Their victory came at a heavy price. Thousands of his Contras were killed and maimed during their quest for freedom. The long fight also took a heavy toll on Adolfo and his family. From 1983 to 1989, he traveled incessantly to rally political and financial support for his Nicaraguan Democratic Resistance throughout Latin America, to European capitals and to Washington – home of his most fervent supporters and critics.
Though Calero accepted assurances that his troops would not be abandoned in the field, he asked for a personal audience with the man who had promised to sustain them “body and soul” – President Ronald Reagan.
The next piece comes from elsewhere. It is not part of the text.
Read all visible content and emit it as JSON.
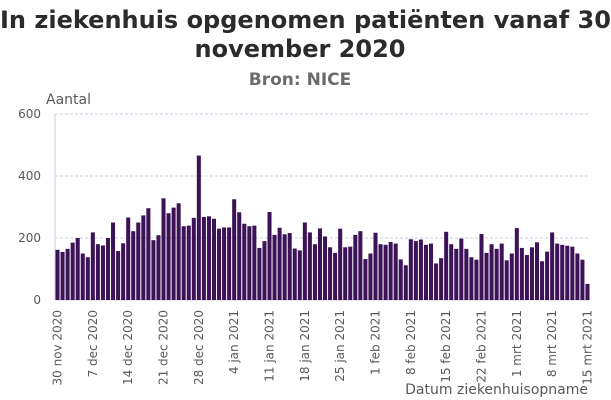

A private, “off-the-books” White House meeting was arranged in 1985, and during the session, Adolfo gave the president an FDN lapel pin. President Reagan turned to the camera and said, “I’m a Contra, too.”
On one occasion in the mid-1980s, I flew to Miami to visit him when he was briefly hospitalized for exhaustion and respiratory distress – the malady from which he eventually succumbed. But when I arrived, he wasn’t in his hospital bed. I found him in a visitors waiting room lecturing a group of obstetricians, pediatricians and nurses – many of them children of Cuban refugees – on why they should volunteer to come to Honduras on weekends to treat the families of his anti-communist combatants. His powers of persuasion were such that many of them did just that.
After Congress barred the CIA from assisting the Contras, I accompanied Adolfo on numerous visits to the Contra camps along the Honduras-Nicaragua border. He ignored frequent and credible intelligence about Soviet, Cuban, Sandinista and even Palestinian assassination plots, eschewed an offer of a phalanx of bodyguards and insisted on attending memorial services for his fallen fighters at their bases.
One of my enduring memories of Calero is captured in a photo of him taken at a border camp in 1985, listening to one of his young “column” commanders. Adolfo was then just 54 years old and armed only with a pistol. The image is on the cover of his book “Crónicas de un Contra” (“Chronicles of a Contra”). The work is more than a saga of extraordinary courage and commitment. It also provides the only accurate list of those Adolfo credits with “winning against the communists” – his field commanders.
In the aftermath of the victory he had forged, Adolfo and his family braved death threats and returned to Nicaragua to rebuild their lives and reclaim their home, though much of the Calero property never was returned. Until his health began to fail early this year, Adolfo remained active in Nicaraguan politics and diplomacy – and, most importantly, as a forceful, articulate advocate on behalf of his FDN veterans and their families.
The epitaph for the Adolfo Calero I knew ought to read: “He fought the good fight. He finished the race. He kept the faith.”